I grew up Catholic. I was baptized in Chicago, I attended St. Rita Grammar School and then St. Rita High School on the Southwest Side of Chicago. I rediscovered my faith in a strong way during college when I started to serve as a church musician at St. Symphorosa Parish. There was a while when I explored other religions or modes of spirituality including Buddhism, Taoism, various nature-based and Native American spiritual views, and maybe even agnosticism for a bit. Since 2000, the year my wife and I were married in the court and then in the Church, we’ve raised our family Catholic.

In the last three weeks after the Easter Season, the Church observes three mysteries – Pentecost, Trinity Sunday, and Corpus Christi – where we reflect on concepts that are not understandable by mortals.

Of these feasts, Pentecost has a profound effect on me. During Pentecost, we remember that the Holy Spirit descended upon the Twelve Apostles in the form of “tongues, as of fire” who began spreading the Word of God and being understood by each person in his or her own language. Pope Francis in 2017 explained the Spirit as creating both diversity and unity and, in the way, creates the “Universal Church.”

In this story, I see a message of vocation – the Spirit moving people, calling them to action to use their gifts to help others. This time of year makes me reflect on what I’m called to do and to take stock in the gifts I’ve received. 

During Confirmation (I had mine in eighth grade, but all three of our kids were confirmed in more recent years), we are reminded that the Holy Spirit provides seven gifts

  1. Wisdom
  2. Understanding
  3. Counsel
  4. Fortitude
  5. Knowledge
  6. Fear of the Lord
  7. Piety

These gifts certainly in our daily personal lives and interpersonal relationships can help us to live a better life. But, it seems to me that, from an I-O Psychology perspective, there are business applications to our vocational careers.

Business Applications of these Gifts

When we look at selection processes, job analysis, employee attitudes, motivations, and worker satisfaction in Industrial-Organizational Psychology, we often look at things in the context of KSAOs (Knowledge, Skills, Abilities, and other characteristics) which are pertinent to success in a role one plays within a company.

Wisdom allows us to make good decisions. We discern given inputs of data, feelings, and “that little voice inside us” to make the right choice.

Understanding allows us to think clearly, to empathize, and to internalize the important factors into the “why” of things.

Counsel allows us to provide good advice. When working within team environments, being able to count on each others’ counsel and inputs aids in providing quality. Managers leverage this gift to help shape outcomes through the people the supervise.

Fortitude is the “grit” we require to be resilient enough to “right the ship” when things to awry.

Knowledge allows us to acquire and master the facts and information we receive which can be translated through Understanding and Wisdom to provide Counsel and good work.

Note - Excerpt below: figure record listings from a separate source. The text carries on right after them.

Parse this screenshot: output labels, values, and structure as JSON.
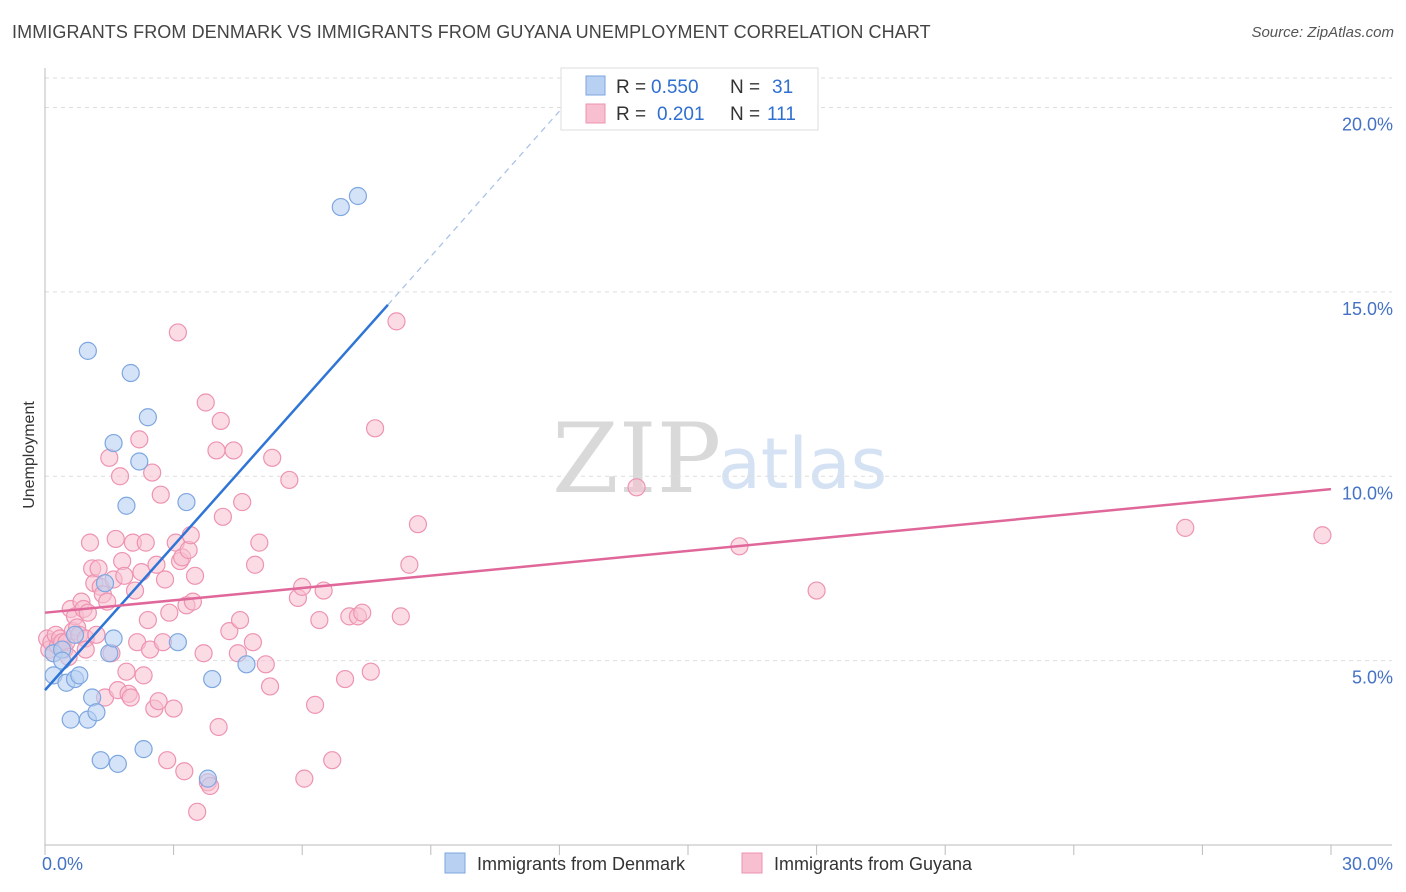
{
  "title": "IMMIGRANTS FROM DENMARK VS IMMIGRANTS FROM GUYANA UNEMPLOYMENT CORRELATION CHART",
  "source": "Source: ZipAtlas.com",
  "watermark": {
    "zip": "ZIP",
    "atlas": "atlas"
  },
  "colors": {
    "blue_fill": "#b8d0f2",
    "blue_stroke": "#7ea6e0",
    "blue_line": "#2e75d6",
    "pink_fill": "#f7bfd0",
    "pink_stroke": "#ee93b1",
    "pink_line": "#e0679a",
    "grid": "#dddddd",
    "axis_label": "#4472c4"
  },
  "legend": {
    "r_label": "R =",
    "n_label": "N =",
    "rows": [
      {
        "r": "0.550",
        "n": "31"
      },
      {
        "r": "0.201",
        "n": "111"
      }
    ]
  },
  "chart_data": {
    "type": "scatter",
    "title": "IMMIGRANTS FROM DENMARK VS IMMIGRANTS FROM GUYANA UNEMPLOYMENT CORRELATION CHART",
    "xlabel": "",
    "ylabel": "Unemployment",
    "xlim": [
      0,
      30
    ],
    "ylim": [
      0,
      20.8
    ],
    "x_tick_labels": [
      "0.0%",
      "30.0%"
    ],
    "y_ticks": [
      5,
      10,
      15,
      20
    ],
    "y_tick_labels": [
      "5.0%",
      "10.0%",
      "15.0%",
      "20.0%"
    ],
    "grid": true,
    "legend_position": "top-center",
    "series": [
      {
        "name": "Immigrants from Denmark",
        "color": "blue",
        "r": 0.55,
        "n": 31,
        "trend": {
          "x0": 0.0,
          "y0": 4.2,
          "x1": 8.0,
          "y1": 14.65,
          "dashed_to_x": 12.0,
          "dashed_to_y": 19.9
        },
        "points": [
          [
            0.2,
            5.2
          ],
          [
            0.2,
            4.6
          ],
          [
            0.4,
            5.3
          ],
          [
            0.4,
            5.0
          ],
          [
            0.5,
            4.4
          ],
          [
            0.6,
            3.4
          ],
          [
            0.7,
            5.7
          ],
          [
            0.7,
            4.5
          ],
          [
            0.8,
            4.6
          ],
          [
            1.0,
            3.4
          ],
          [
            1.0,
            13.4
          ],
          [
            1.1,
            4.0
          ],
          [
            1.2,
            3.6
          ],
          [
            1.3,
            2.3
          ],
          [
            1.4,
            7.1
          ],
          [
            1.5,
            5.2
          ],
          [
            1.6,
            5.6
          ],
          [
            1.6,
            10.9
          ],
          [
            1.7,
            2.2
          ],
          [
            1.9,
            9.2
          ],
          [
            2.0,
            12.8
          ],
          [
            2.2,
            10.4
          ],
          [
            2.3,
            2.6
          ],
          [
            2.4,
            11.6
          ],
          [
            3.1,
            5.5
          ],
          [
            3.3,
            9.3
          ],
          [
            3.8,
            1.8
          ],
          [
            3.9,
            4.5
          ],
          [
            4.7,
            4.9
          ],
          [
            6.9,
            17.3
          ],
          [
            7.3,
            17.6
          ]
        ]
      },
      {
        "name": "Immigrants from Guyana",
        "color": "pink",
        "r": 0.201,
        "n": 111,
        "trend": {
          "x0": 0.0,
          "y0": 6.3,
          "x1": 30.0,
          "y1": 9.65
        },
        "points": [
          [
            0.05,
            5.6
          ],
          [
            0.1,
            5.3
          ],
          [
            0.15,
            5.5
          ],
          [
            0.2,
            5.2
          ],
          [
            0.25,
            5.7
          ],
          [
            0.3,
            5.4
          ],
          [
            0.35,
            5.6
          ],
          [
            0.4,
            5.5
          ],
          [
            0.45,
            5.3
          ],
          [
            0.5,
            5.5
          ],
          [
            0.55,
            5.1
          ],
          [
            0.6,
            6.4
          ],
          [
            0.65,
            5.8
          ],
          [
            0.7,
            6.2
          ],
          [
            0.75,
            5.9
          ],
          [
            0.8,
            5.7
          ],
          [
            0.85,
            6.6
          ],
          [
            0.9,
            6.4
          ],
          [
            0.95,
            5.6
          ],
          [
            1.0,
            6.3
          ],
          [
            1.05,
            8.2
          ],
          [
            1.1,
            7.5
          ],
          [
            1.15,
            7.1
          ],
          [
            1.2,
            5.7
          ],
          [
            1.25,
            7.5
          ],
          [
            1.3,
            7.0
          ],
          [
            1.35,
            6.8
          ],
          [
            1.4,
            4.0
          ],
          [
            1.45,
            6.6
          ],
          [
            1.5,
            10.5
          ],
          [
            1.55,
            5.2
          ],
          [
            1.6,
            7.2
          ],
          [
            1.65,
            8.3
          ],
          [
            1.7,
            4.2
          ],
          [
            1.75,
            10.0
          ],
          [
            1.8,
            7.7
          ],
          [
            1.85,
            7.3
          ],
          [
            1.9,
            4.7
          ],
          [
            1.95,
            4.1
          ],
          [
            2.0,
            4.0
          ],
          [
            2.05,
            8.2
          ],
          [
            2.1,
            6.9
          ],
          [
            2.15,
            5.5
          ],
          [
            2.2,
            11.0
          ],
          [
            2.25,
            7.4
          ],
          [
            2.3,
            4.6
          ],
          [
            2.35,
            8.2
          ],
          [
            2.4,
            6.1
          ],
          [
            2.45,
            5.3
          ],
          [
            2.5,
            10.1
          ],
          [
            2.55,
            3.7
          ],
          [
            2.6,
            7.6
          ],
          [
            2.65,
            3.9
          ],
          [
            2.7,
            9.5
          ],
          [
            2.75,
            5.5
          ],
          [
            2.8,
            7.2
          ],
          [
            2.85,
            2.3
          ],
          [
            2.9,
            6.3
          ],
          [
            3.0,
            3.7
          ],
          [
            3.05,
            8.2
          ],
          [
            3.1,
            13.9
          ],
          [
            3.15,
            7.7
          ],
          [
            3.2,
            7.8
          ],
          [
            3.25,
            2.0
          ],
          [
            3.3,
            6.5
          ],
          [
            3.35,
            8.0
          ],
          [
            3.4,
            8.4
          ],
          [
            3.45,
            6.6
          ],
          [
            3.5,
            7.3
          ],
          [
            3.55,
            0.9
          ],
          [
            3.7,
            5.2
          ],
          [
            3.75,
            12.0
          ],
          [
            3.8,
            1.7
          ],
          [
            3.85,
            1.6
          ],
          [
            4.0,
            10.7
          ],
          [
            4.05,
            3.2
          ],
          [
            4.1,
            11.5
          ],
          [
            4.15,
            8.9
          ],
          [
            4.3,
            5.8
          ],
          [
            4.4,
            10.7
          ],
          [
            4.5,
            5.2
          ],
          [
            4.55,
            6.1
          ],
          [
            4.6,
            9.3
          ],
          [
            4.85,
            5.5
          ],
          [
            4.9,
            7.6
          ],
          [
            5.0,
            8.2
          ],
          [
            5.15,
            4.9
          ],
          [
            5.25,
            4.3
          ],
          [
            5.3,
            10.5
          ],
          [
            5.7,
            9.9
          ],
          [
            5.9,
            6.7
          ],
          [
            6.0,
            7.0
          ],
          [
            6.05,
            1.8
          ],
          [
            6.3,
            3.8
          ],
          [
            6.4,
            6.1
          ],
          [
            6.5,
            6.9
          ],
          [
            6.7,
            2.3
          ],
          [
            7.0,
            4.5
          ],
          [
            7.1,
            6.2
          ],
          [
            7.3,
            6.2
          ],
          [
            7.4,
            6.3
          ],
          [
            7.6,
            4.7
          ],
          [
            7.7,
            11.3
          ],
          [
            8.2,
            14.2
          ],
          [
            8.3,
            6.2
          ],
          [
            8.5,
            7.6
          ],
          [
            8.7,
            8.7
          ],
          [
            13.8,
            9.7
          ],
          [
            16.2,
            8.1
          ],
          [
            18.0,
            6.9
          ],
          [
            26.6,
            8.6
          ],
          [
            29.8,
            8.4
          ],
          [
            0.95,
            5.3
          ]
        ]
      }
    ]
  },
  "bottom_legend": [
    "Immigrants from Denmark",
    "Immigrants from Guyana"
  ]
}
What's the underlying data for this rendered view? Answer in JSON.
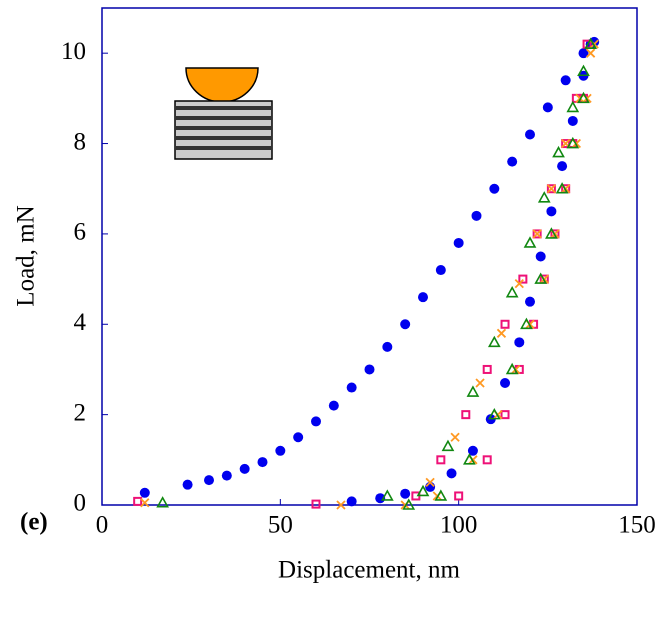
{
  "chart_data": {
    "type": "scatter",
    "annotation": "(e)",
    "x_label": "Displacement, nm",
    "y_label": "Load, mN",
    "xlim": [
      0,
      150
    ],
    "xticks": [
      0,
      50,
      100,
      150
    ],
    "ylim": [
      0,
      11
    ],
    "yticks": [
      0,
      2,
      4,
      6,
      8,
      10
    ],
    "series": [
      {
        "color": "#0000ee",
        "marker": "circle",
        "x": [
          12,
          24,
          30,
          35,
          40,
          45,
          50,
          55,
          60,
          65,
          70,
          75,
          80,
          85,
          90,
          95,
          100,
          105,
          110,
          115,
          120,
          125,
          130,
          135,
          138,
          137,
          135,
          132,
          129,
          126,
          123,
          120,
          117,
          113,
          109,
          104,
          98,
          92,
          85,
          78,
          70
        ],
        "values": [
          0.27,
          0.45,
          0.55,
          0.65,
          0.8,
          0.95,
          1.2,
          1.5,
          1.85,
          2.2,
          2.6,
          3.0,
          3.5,
          4.0,
          4.6,
          5.2,
          5.8,
          6.4,
          7.0,
          7.6,
          8.2,
          8.8,
          9.4,
          10.0,
          10.25,
          10.2,
          9.5,
          8.5,
          7.5,
          6.5,
          5.5,
          4.5,
          3.6,
          2.7,
          1.9,
          1.2,
          0.7,
          0.4,
          0.25,
          0.15,
          0.08
        ]
      },
      {
        "color": "#ee1177",
        "marker": "square",
        "x": [
          10,
          60,
          88,
          95,
          102,
          108,
          113,
          118,
          122,
          126,
          130,
          133,
          136,
          135,
          132,
          130,
          127,
          124,
          121,
          117,
          113,
          108,
          100
        ],
        "values": [
          0.08,
          0.02,
          0.2,
          1.0,
          2.0,
          3.0,
          4.0,
          5.0,
          6.0,
          7.0,
          8.0,
          9.0,
          10.2,
          9.0,
          8.0,
          7.0,
          6.0,
          5.0,
          4.0,
          3.0,
          2.0,
          1.0,
          0.2
        ]
      },
      {
        "color": "#ff9922",
        "marker": "cross",
        "x": [
          12,
          67,
          85,
          92,
          99,
          106,
          112,
          117,
          122,
          126,
          130,
          134,
          137,
          138,
          136,
          133,
          130,
          127,
          124,
          120,
          116,
          111,
          104,
          94
        ],
        "values": [
          0.05,
          0.0,
          0.0,
          0.5,
          1.5,
          2.7,
          3.8,
          4.9,
          6.0,
          7.0,
          8.0,
          9.0,
          10.0,
          10.2,
          9.0,
          8.0,
          7.0,
          6.0,
          5.0,
          4.0,
          3.0,
          2.0,
          1.0,
          0.2
        ]
      },
      {
        "color": "#118811",
        "marker": "triangle",
        "x": [
          17,
          80,
          86,
          90,
          97,
          104,
          110,
          115,
          120,
          124,
          128,
          132,
          135,
          137,
          135,
          132,
          129,
          126,
          123,
          119,
          115,
          110,
          103,
          95
        ],
        "values": [
          0.05,
          0.2,
          0.0,
          0.3,
          1.3,
          2.5,
          3.6,
          4.7,
          5.8,
          6.8,
          7.8,
          8.8,
          9.6,
          10.2,
          9.0,
          8.0,
          7.0,
          6.0,
          5.0,
          4.0,
          3.0,
          2.0,
          1.0,
          0.2
        ]
      }
    ]
  }
}
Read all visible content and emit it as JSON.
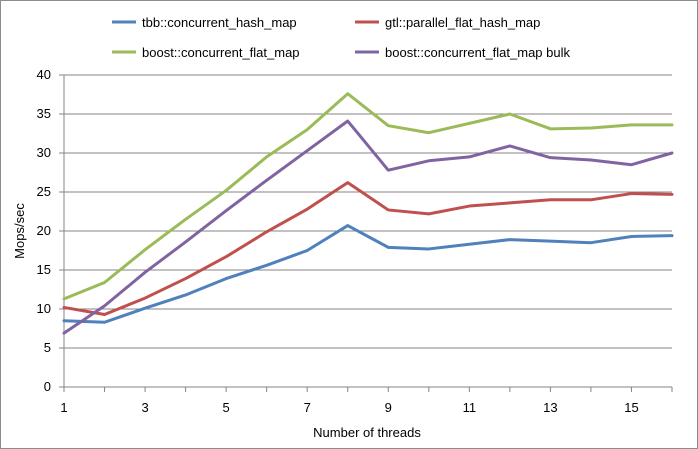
{
  "chart_data": {
    "type": "line",
    "xlabel": "Number of threads",
    "ylabel": "Mops/sec",
    "xlim": [
      1,
      16
    ],
    "ylim": [
      0,
      40
    ],
    "x": [
      1,
      2,
      3,
      4,
      5,
      6,
      7,
      8,
      9,
      10,
      11,
      12,
      13,
      14,
      15,
      16
    ],
    "x_ticks": [
      "1",
      "3",
      "5",
      "7",
      "9",
      "11",
      "13",
      "15"
    ],
    "y_ticks": [
      "0",
      "5",
      "10",
      "15",
      "20",
      "25",
      "30",
      "35",
      "40"
    ],
    "grid": "horizontal",
    "legend_position": "top",
    "series": [
      {
        "name": "tbb::concurrent_hash_map",
        "color": "#4f81bd",
        "values": [
          8.5,
          8.3,
          10.1,
          11.8,
          13.9,
          15.6,
          17.5,
          20.7,
          17.9,
          17.7,
          18.3,
          18.9,
          18.7,
          18.5,
          19.3,
          19.4
        ]
      },
      {
        "name": "gtl::parallel_flat_hash_map",
        "color": "#c0504d",
        "values": [
          10.2,
          9.3,
          11.4,
          13.9,
          16.7,
          19.9,
          22.8,
          26.2,
          22.7,
          22.2,
          23.2,
          23.6,
          24.0,
          24.0,
          24.8,
          24.7
        ]
      },
      {
        "name": "boost::concurrent_flat_map",
        "color": "#9bbb59",
        "values": [
          11.3,
          13.4,
          17.6,
          21.5,
          25.2,
          29.5,
          33.0,
          37.6,
          33.5,
          32.6,
          33.8,
          35.0,
          33.1,
          33.2,
          33.6,
          33.6
        ]
      },
      {
        "name": "boost::concurrent_flat_map bulk",
        "color": "#8064a2",
        "values": [
          6.9,
          10.4,
          14.7,
          18.6,
          22.6,
          26.5,
          30.3,
          34.1,
          27.8,
          29.0,
          29.5,
          30.9,
          29.4,
          29.1,
          28.5,
          30.0
        ]
      }
    ]
  }
}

Piety grounds us, makes us humble, and allows us to serve others based on the other gifts and our own self mastery.

Fear of the Lord is an interesting concept which may not make itself present in today’s workplace. Different people have different religious beliefs, different modes of spirituality, and different forms of expression of their faith. Many are offended by religion entering the workplace (which I find funny since my wife and I have been watching “God’s Favorite Idiot” on Netflix recently. This is certainly part of the aforementioned diversity in our world. However, a very common business concept which ties in to this gift is that of ethics. Companies have an ethics policy, and trade associations and certifying bodies have codes of ethics by which practitioners are bound. These are often grounded in Judeo-Christian beliefs and values. If we don’t wish to acknowledge an awe of God, perhaps it might be too an awe of the beings made in God’s image and likeness and the mutual respect we should have for each other demonstrated by moral and ethical interactions with each other.

My hope is that this blog didn’t come across “preachy” or “holier-than-thou”; this time of year and the readings and homilies of the time make me try to tie my spiritual understanding to how I operate. I just thought I’d share some thoughts.